30 December 2020

Covid-19: sanzioni per la violazione delle misure di contenimento degli spostamenti previste per Natale


In caso di violazione delle misure di contenimento degli spostamenti previste per le giornate del 25 e 26 dicembre 2020 e del 1° gennaio 2021, trovano applicazione le sanzioni di cui all’art. 4, D.L. n. 19/2020 (Ministero interno – circolare 07 dicembre 2020).

L’art. 4, D.L. n. 19/2020 ha previsto che tutti i comportamenti, che costituiscono violazione delle misure di contenimento dell’epidemia da COVID-19 disciplinate con D.P.C.M., ovvero con provvedimenti temporanei delle Regioni o del Sindaco, sono puniti con sanzioni amministrative.


Tali sanzioni sono applicate anche per le violazioni del divieto di spostamento tra comuni previsto, dall’art. 1, co. 4, D.P.C.M. 03 dicembre 2020, per le giornate del 25 e del 26 dicembre 2020 e del 1° gennaio 2021, salvo gli spostamenti motivati da comprovate esigenze lavorative o situazioni di necessità ovvero per motivi di salute.

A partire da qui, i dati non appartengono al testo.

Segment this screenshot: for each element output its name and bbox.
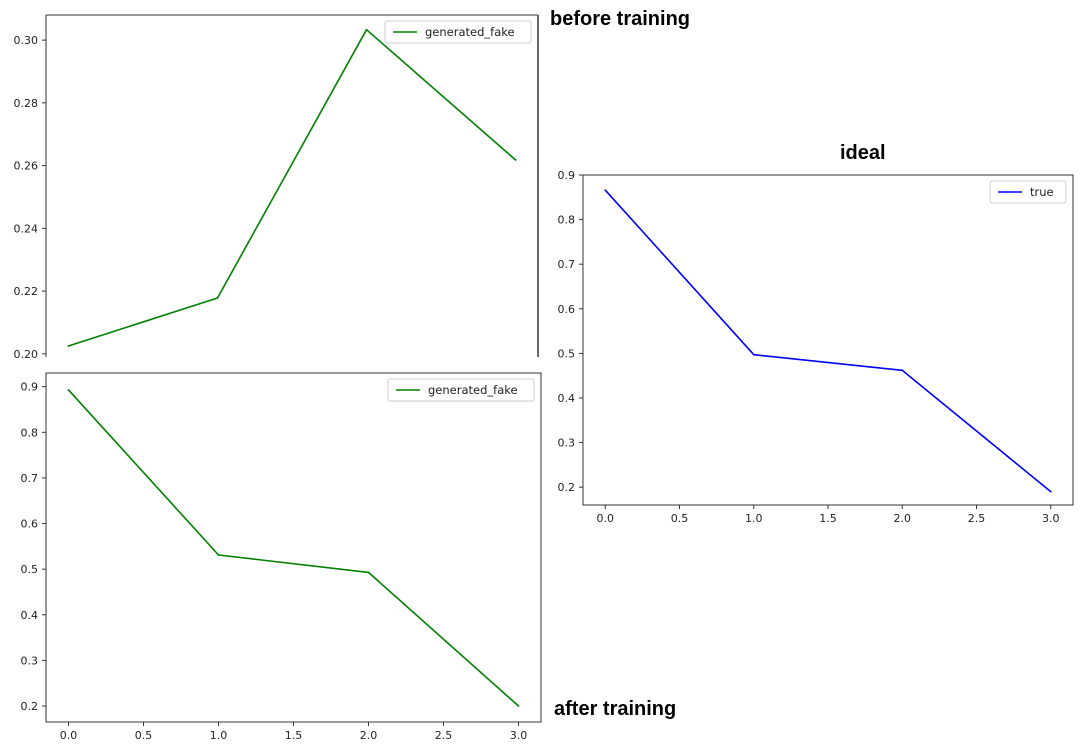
data-point (67, 345, 70, 347)
data-point (604, 189, 607, 192)
y-tick-label: 0.6 (558, 303, 576, 316)
y-tick-label: 0.4 (21, 609, 39, 622)
y-tick-label: 0.5 (558, 347, 576, 360)
y-tick-label: 0.26 (14, 160, 39, 173)
data-point (67, 388, 70, 391)
plot-frame (45, 372, 542, 723)
y-tick-label: 0.4 (558, 392, 576, 405)
legend-label: generated_fake (428, 383, 518, 397)
y-tick-label: 0.8 (558, 214, 576, 227)
data-point (217, 554, 220, 556)
x-tick-label: 2.5 (968, 512, 986, 525)
series-line-generated_fake (68, 28, 517, 347)
x-tick-label: 3.0 (510, 729, 528, 742)
x-tick-label: 0.0 (60, 729, 78, 742)
x-tick-label: 1.0 (745, 512, 763, 525)
x-tick-label: 0.0 (597, 512, 615, 525)
y-tick-label: 0.30 (14, 34, 39, 47)
data-point (517, 705, 520, 707)
x-tick-label: 2.0 (360, 729, 378, 742)
y-tick-label: 0.8 (21, 426, 39, 439)
y-tick-label: 0.9 (21, 381, 39, 394)
chart-before: 0.20 0.22 0.24 0.26 0.28 0.30 generated_fake (14, 14, 539, 361)
data-point (367, 571, 370, 574)
data-point (752, 353, 755, 356)
y-tick-label: 0.3 (21, 654, 39, 667)
y-tick-label: 0.9 (558, 169, 576, 182)
x-tick-label: 1.0 (210, 729, 228, 742)
data-point (1049, 490, 1052, 493)
y-tick-label: 0.22 (14, 285, 39, 298)
x-tick-label: 1.5 (819, 512, 837, 525)
plot-frame (582, 174, 1074, 506)
chart-ideal: 0.2 0.3 0.4 0.5 0.6 0.7 0.8 0.9 0.0 0.5 1.0 1.5 2.0 2… (558, 169, 1074, 525)
caption-ideal: ideal (840, 142, 886, 164)
x-tick-label: 2.0 (893, 512, 911, 525)
caption-after-training: after training (554, 698, 677, 720)
data-point (365, 28, 368, 31)
y-tick-label: 0.24 (14, 222, 39, 235)
x-tick-label: 0.5 (135, 729, 153, 742)
y-tick-label: 0.20 (14, 348, 39, 361)
y-tick-label: 0.6 (21, 518, 39, 531)
data-point (514, 159, 517, 161)
x-tick-label: 2.5 (435, 729, 453, 742)
y-tick-label: 0.3 (558, 437, 576, 450)
legend-label: true (1030, 185, 1054, 199)
y-tick-label: 0.7 (21, 472, 39, 485)
series-line-generated_fake (67, 389, 520, 707)
legend-box (989, 180, 1067, 204)
data-point (901, 369, 904, 372)
x-tick-label: 1.5 (285, 729, 303, 742)
chart-after: 0.2 0.3 0.4 0.5 0.6 0.7 0.8 0.9 0.0 0.5 1.0 1.5 2.0 2… (21, 372, 542, 742)
y-tick-label: 0.28 (14, 97, 39, 110)
legend-box (384, 20, 532, 44)
x-tick-label: 3.0 (1042, 512, 1060, 525)
y-tick-label: 0.7 (558, 258, 576, 271)
y-tick-label: 0.2 (558, 481, 576, 494)
series-line-true (604, 189, 1052, 493)
y-tick-label: 0.2 (21, 700, 39, 713)
caption-before-training: before training (550, 8, 691, 30)
legend-label: generated_fake (425, 25, 515, 39)
legend-box (387, 378, 535, 402)
y-tick-label: 0.5 (21, 563, 39, 576)
data-point (216, 297, 219, 299)
x-tick-label: 0.5 (671, 512, 689, 525)
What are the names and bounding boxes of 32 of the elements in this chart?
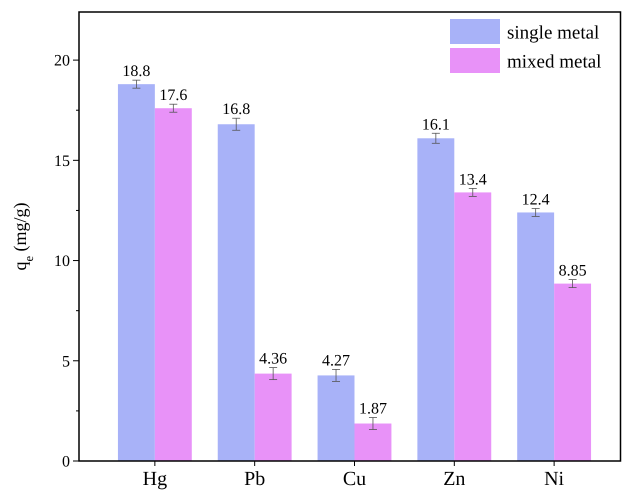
data-label: 13.4 (458, 171, 487, 188)
data-label: 18.8 (122, 63, 150, 80)
bar (354, 424, 392, 461)
x-tick-label: Pb (244, 468, 266, 490)
bar (154, 108, 192, 461)
x-tick-label: Hg (142, 468, 168, 490)
bar (218, 124, 255, 461)
data-label: 4.36 (259, 350, 288, 368)
data-label: 16.8 (222, 101, 250, 118)
y-tick-label: 0 (62, 454, 70, 471)
bar (118, 84, 155, 461)
x-tick-label: Cu (342, 468, 366, 490)
data-label: 16.1 (422, 116, 450, 134)
x-tick-label: Ni (544, 468, 565, 490)
legend-label: single metal (507, 22, 600, 44)
data-label: 12.4 (522, 191, 550, 208)
data-label: 8.85 (558, 262, 587, 280)
x-tick-label: Zn (443, 468, 466, 490)
bar (554, 284, 592, 461)
bar (454, 192, 492, 461)
y-tick-label: 5 (62, 353, 70, 370)
bar (254, 374, 292, 461)
data-label: 4.27 (322, 352, 350, 370)
data-label: 1.87 (358, 400, 387, 418)
bar (517, 212, 554, 461)
y-tick-label: 15 (54, 152, 70, 170)
bar (318, 375, 354, 461)
data-label: 17.6 (159, 87, 188, 104)
y-tick-label: 10 (54, 253, 70, 270)
y-tick-label: 20 (54, 52, 70, 70)
bar (417, 138, 454, 461)
legend-label: mixed metal (507, 52, 602, 73)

Sanzioni previste e pagamento in misura ridotta

Quando la violazione è commessa senza l’utilizzo di un veicolo (e il caso del pedone che circola sulla strada o della persona che è all’interno di una stazione ferroviaria, di colui che è a bordo di un mezzo di trasporto diverso dal veicolo definito dall’articolo 46 del Codice della strada, etc.) la sanzione pecuniaria prevista (da euro 400,00 a euro 3.000,00) ammette il pagamento in misura ridotta (entro 60 giorni dalla contestazione o notificazione) di una somma pari a euro 400,00. Sono sempre valide le disposizioni relative al pagamento con riduzione del 30%, come previsto dall’art. 202, co. 1, Codice della strada (D.Lgs. n. 285/1992) quando il pagamento è effettuato entro 30 giorni dalla contestazione o notificazione del verbale (la dilatazione del termine di 5 giorni a 30 giorni è stato introdotto dall’art. 108, D.L. n. 18/2020 e fino al 31 maggio 2020). La somma da pagare in forma agevolata è di euro 280,00.

Maggiorazione in caso di utilizzo di veicoli

È prevista una maggiorazione delle somme da pagare nel caso in cui la violazione delle misure di contenimento sia effettuata con l’utilizzo di veicoli. Tale maggiorazione si applica sia nel caso in cui la persona responsabile dell’illecito sia conducente del veicolo, sia nel caso in cui sia semplicemente passeggero dello stesso.
Se la violazione è commessa con l’uso di un veicolo, la sanzione da pagare è aumentata fino ad 1/3. Per l’operatore di polizia che accerta la violazione, tale norma deve essere applicata prevedendo l’aumento di 1/3 in misura fissa delle sanzioni edittali, non essendo possibile per questi definire, in misura discrezionale, l’entità della maggiorazione Pertanto, in tali casi, la sanzione pecuniaria prevista (da euro 533,33 a euro 4.000) ammette il pagamento in misura ridotta (entro 60 giorni dalla contestazione o notificazione) di una somma pari a euro 533,33.
Anche in tale ipotesi, trovano applicazione le disposizioni relative al pagamento con riduzione del 30% quando il pagamento è effettuato entro 30 giorni dalla contestazione o notificazione del verbale (fino al 31 maggio 2020). La somma da pagare in forma agevolata è, perciò, di euro 373,34.